The Rohingya suffered for decades under a brutal military regime in Myanmar, and now despite a “democratically” elected civilian government headed by so-called “human rights icon” Aung San Suu Kyi, the “slow-burning” genocide (as one Burmese scholar described it several years ago) has accelerated.
Since October, the Burmese military has been conducting a horrific “clearance operation” targeting the Rohingya that has displaced nearly 100,000. Reports and action alerts by rights groups, Rohingya activists and media organizations have been sounding the alarm to war crimes and crimes against humanity for years now. These calls while gaining some attention have failed to garner the requisite awareness in proportion to the magnitude of the issue; it often gets swept under the carpet.
The UN recently published the most damning and devastating report on the Myanmar military’s crimes against Rohingya that I have ever read. The response has been one of categorical dismay from many who were unaware of the Rohingya cause.
The flash report – released today by the Office of the UN High Commissioner for Human Rights (OHCHR) based on its interviews with people who fled Myanmar after attacks on a border post in early October, the ensuing counter military operations and a lockdown in north Maungdaw – documents mass gang-rape, killings, including of babies and young children, brutal beatings, disappearances and other serious human rights violations by the country’s security forces.
“The devastating cruelty to which these Rohingya children have been subjected is unbearable – what kind of hatred could make a man stab a baby crying out for his mother’s milk. And for the mother to witness this murder while she is being gang-raped by the very security forces who should be protecting her,” said UN High Commissioner for Human Rights Zeid Ra’ad Al Hussein.
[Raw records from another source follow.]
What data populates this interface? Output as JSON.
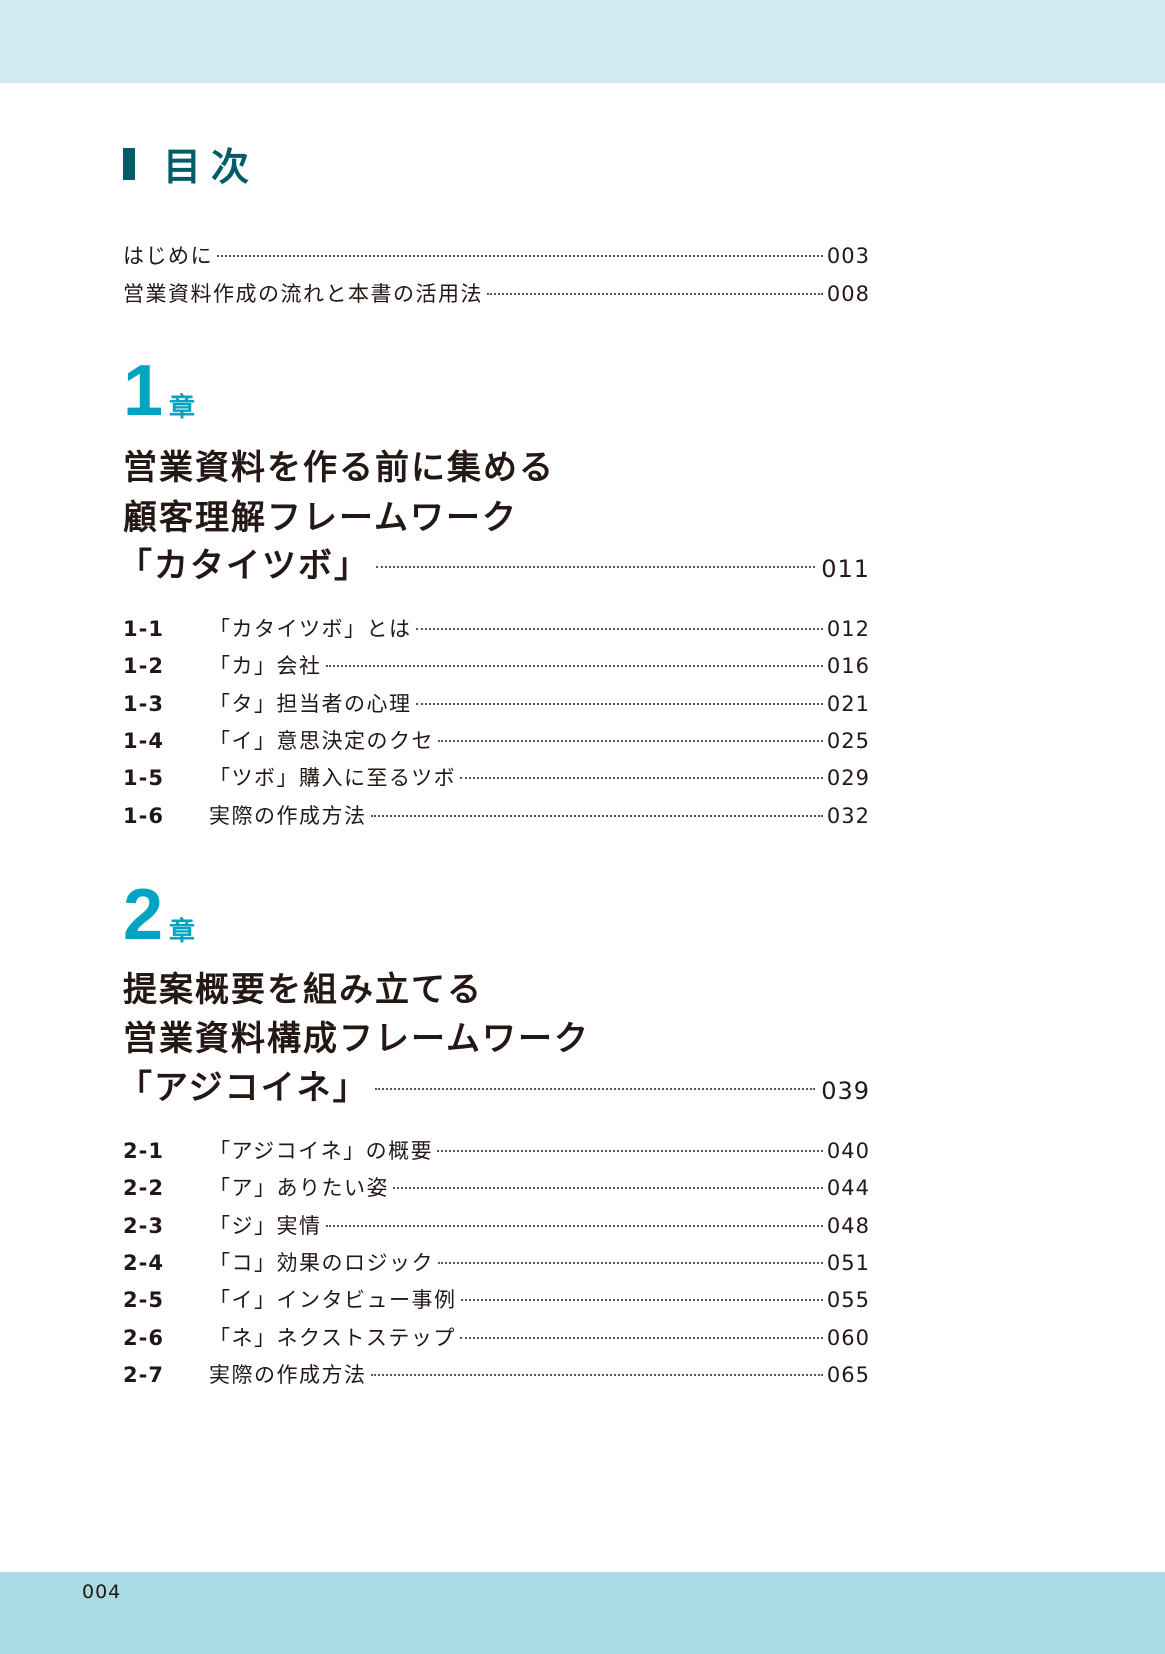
{
  "title": "目次",
  "intro": [
    {
      "label": "はじめに",
      "page": "003"
    },
    {
      "label": "営業資料作成の流れと本書の活用法",
      "page": "008"
    }
  ],
  "chapters": [
    {
      "number": "1",
      "suffix": "章",
      "heading": [
        "営業資料を作る前に集める",
        "顧客理解フレームワーク",
        "「カタイツボ」"
      ],
      "page": "011",
      "sections": [
        {
          "num": "1-1",
          "label": "「カタイツボ」とは",
          "page": "012"
        },
        {
          "num": "1-2",
          "label": "「カ」会社",
          "page": "016"
        },
        {
          "num": "1-3",
          "label": "「タ」担当者の心理",
          "page": "021"
        },
        {
          "num": "1-4",
          "label": "「イ」意思決定のクセ",
          "page": "025"
        },
        {
          "num": "1-5",
          "label": "「ツボ」購入に至るツボ",
          "page": "029"
        },
        {
          "num": "1-6",
          "label": "実際の作成方法",
          "page": "032"
        }
      ]
    },
    {
      "number": "2",
      "suffix": "章",
      "heading": [
        "提案概要を組み立てる",
        "営業資料構成フレームワーク",
        "「アジコイネ」"
      ],
      "page": "039",
      "sections": [
        {
          "num": "2-1",
          "label": "「アジコイネ」の概要",
          "page": "040"
        },
        {
          "num": "2-2",
          "label": "「ア」ありたい姿",
          "page": "044"
        },
        {
          "num": "2-3",
          "label": "「ジ」実情",
          "page": "048"
        },
        {
          "num": "2-4",
          "label": "「コ」効果のロジック",
          "page": "051"
        },
        {
          "num": "2-5",
          "label": "「イ」インタビュー事例",
          "page": "055"
        },
        {
          "num": "2-6",
          "label": "「ネ」ネクストステップ",
          "page": "060"
        },
        {
          "num": "2-7",
          "label": "実際の作成方法",
          "page": "065"
        }
      ]
    }
  ],
  "folio": "004",
  "colors": {
    "title": "#005c69",
    "chapter": "#00a3c0",
    "top_band": "#d2eaef",
    "bottom_band": "#aadbe5"
  }
}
“What kind of ‘clearance operation’ is this? What national security goals could possibly be served by this?”
Today, Reuters has another horrific exclusive report stating that the death toll has been under reported, according to them upwards of 1,000 Rohingya have been killed in the military onslaught.
In response, Pope Francis today made a powerful rebuke of the Myanmar government. The Pope has been a consistent voice opposing oppression. In 2015, he visited the Central African Republic and urged Christians to end religiously inspired hate attacks against Muslims who were in the last throes of being genocided from the country.
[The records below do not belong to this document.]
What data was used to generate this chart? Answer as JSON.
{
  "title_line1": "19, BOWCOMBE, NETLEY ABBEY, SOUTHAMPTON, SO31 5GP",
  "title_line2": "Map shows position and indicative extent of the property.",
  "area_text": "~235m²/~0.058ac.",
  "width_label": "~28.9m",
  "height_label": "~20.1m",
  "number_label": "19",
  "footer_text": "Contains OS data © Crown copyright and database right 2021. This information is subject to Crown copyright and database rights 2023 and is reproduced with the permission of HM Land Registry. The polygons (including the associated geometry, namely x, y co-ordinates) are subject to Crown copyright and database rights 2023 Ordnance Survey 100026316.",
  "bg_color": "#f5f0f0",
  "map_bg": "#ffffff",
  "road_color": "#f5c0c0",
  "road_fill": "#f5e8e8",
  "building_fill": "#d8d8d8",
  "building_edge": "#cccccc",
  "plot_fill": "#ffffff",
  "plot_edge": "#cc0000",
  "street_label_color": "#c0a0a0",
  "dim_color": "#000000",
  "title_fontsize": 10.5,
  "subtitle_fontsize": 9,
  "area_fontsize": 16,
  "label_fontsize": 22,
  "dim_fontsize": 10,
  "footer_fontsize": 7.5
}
The Pope’s call is important as Myanmar not only persecutes the Rohingya but other minorities as well: the Kachin, Shan, Karen and Mon people among others.
Pope Francis made his comments during an unprepared section of his weekly address. He appeared to be referring to a UN rights office “flash report”, issued last week, detailing allegations of abuse, rape and murder of Rohingyas at the hands of the Burmese military.
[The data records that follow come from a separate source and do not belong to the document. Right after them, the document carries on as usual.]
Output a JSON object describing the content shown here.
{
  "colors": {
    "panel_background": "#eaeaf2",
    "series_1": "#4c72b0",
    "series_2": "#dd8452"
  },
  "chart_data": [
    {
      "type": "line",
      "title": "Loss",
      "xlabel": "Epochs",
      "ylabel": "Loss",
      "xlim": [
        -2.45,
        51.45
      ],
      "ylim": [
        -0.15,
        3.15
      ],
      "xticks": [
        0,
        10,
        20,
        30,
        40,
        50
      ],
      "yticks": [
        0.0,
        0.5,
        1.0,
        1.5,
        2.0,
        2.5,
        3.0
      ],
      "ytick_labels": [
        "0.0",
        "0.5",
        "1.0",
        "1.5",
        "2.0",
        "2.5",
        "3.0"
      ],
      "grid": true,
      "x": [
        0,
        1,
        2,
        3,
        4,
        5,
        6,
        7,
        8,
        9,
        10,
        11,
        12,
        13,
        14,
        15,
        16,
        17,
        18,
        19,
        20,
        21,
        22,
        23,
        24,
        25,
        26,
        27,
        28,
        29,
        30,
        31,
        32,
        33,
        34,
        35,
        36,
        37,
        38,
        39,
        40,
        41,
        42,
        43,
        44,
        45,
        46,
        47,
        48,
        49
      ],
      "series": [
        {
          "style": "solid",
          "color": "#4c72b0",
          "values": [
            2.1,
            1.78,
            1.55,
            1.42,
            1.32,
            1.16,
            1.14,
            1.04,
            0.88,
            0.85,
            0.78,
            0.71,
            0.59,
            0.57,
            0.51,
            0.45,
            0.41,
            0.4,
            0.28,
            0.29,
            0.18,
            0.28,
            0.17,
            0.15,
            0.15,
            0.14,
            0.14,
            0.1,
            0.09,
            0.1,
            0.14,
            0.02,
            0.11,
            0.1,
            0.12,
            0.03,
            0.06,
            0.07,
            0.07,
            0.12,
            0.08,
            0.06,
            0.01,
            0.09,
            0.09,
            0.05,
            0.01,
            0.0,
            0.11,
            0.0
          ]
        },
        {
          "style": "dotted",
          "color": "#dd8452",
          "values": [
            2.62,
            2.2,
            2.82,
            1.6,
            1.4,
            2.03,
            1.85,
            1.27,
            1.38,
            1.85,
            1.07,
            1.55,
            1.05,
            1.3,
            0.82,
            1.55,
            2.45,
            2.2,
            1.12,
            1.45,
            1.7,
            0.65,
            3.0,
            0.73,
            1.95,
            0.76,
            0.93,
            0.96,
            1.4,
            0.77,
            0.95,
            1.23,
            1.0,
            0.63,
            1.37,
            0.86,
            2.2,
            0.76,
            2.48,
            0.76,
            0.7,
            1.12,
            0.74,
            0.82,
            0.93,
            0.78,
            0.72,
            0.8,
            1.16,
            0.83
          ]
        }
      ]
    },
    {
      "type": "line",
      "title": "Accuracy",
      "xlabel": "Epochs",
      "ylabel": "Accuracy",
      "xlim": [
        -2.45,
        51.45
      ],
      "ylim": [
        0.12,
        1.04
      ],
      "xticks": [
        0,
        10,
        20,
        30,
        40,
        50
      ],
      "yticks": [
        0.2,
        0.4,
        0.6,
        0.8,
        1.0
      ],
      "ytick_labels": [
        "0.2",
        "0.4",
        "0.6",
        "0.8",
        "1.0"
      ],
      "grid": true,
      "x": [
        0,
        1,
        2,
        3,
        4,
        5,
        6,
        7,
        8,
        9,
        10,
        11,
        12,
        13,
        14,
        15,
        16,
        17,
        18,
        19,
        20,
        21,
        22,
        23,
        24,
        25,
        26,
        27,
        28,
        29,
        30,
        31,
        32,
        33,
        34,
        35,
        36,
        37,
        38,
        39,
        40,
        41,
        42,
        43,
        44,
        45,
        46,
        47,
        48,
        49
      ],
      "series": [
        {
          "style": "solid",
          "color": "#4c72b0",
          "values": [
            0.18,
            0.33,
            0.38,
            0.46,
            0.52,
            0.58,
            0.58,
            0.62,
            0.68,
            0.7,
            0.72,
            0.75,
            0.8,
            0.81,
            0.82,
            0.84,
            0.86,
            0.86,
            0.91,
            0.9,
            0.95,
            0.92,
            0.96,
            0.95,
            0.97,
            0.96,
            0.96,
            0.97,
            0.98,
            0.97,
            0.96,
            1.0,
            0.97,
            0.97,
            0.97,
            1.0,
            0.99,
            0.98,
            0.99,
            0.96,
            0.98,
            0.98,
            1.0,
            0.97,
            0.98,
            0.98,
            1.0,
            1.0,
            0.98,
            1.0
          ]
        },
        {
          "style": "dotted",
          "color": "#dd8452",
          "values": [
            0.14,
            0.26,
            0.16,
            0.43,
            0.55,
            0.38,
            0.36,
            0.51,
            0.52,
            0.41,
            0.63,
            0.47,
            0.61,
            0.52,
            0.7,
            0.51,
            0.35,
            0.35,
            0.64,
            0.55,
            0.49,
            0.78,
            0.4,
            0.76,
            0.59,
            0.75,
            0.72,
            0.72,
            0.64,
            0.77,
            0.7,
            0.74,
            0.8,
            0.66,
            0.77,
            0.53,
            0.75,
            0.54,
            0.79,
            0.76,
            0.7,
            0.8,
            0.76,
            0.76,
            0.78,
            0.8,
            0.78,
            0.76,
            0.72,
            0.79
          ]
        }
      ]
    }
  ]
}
The Rohingyas were “good people”, Pope Francis said. “They are not Christians, they are peaceful people, and they are our brothers and sisters.”
He then urged the 7,000 people present in the Vatican’s Paul VI Hall to join him in prayer for all migrants who have been exploited and humiliated, and in particular for the Rohingyas who, he said, “are being chased from Myanmar and are fleeing from one place to another because no one wants them”.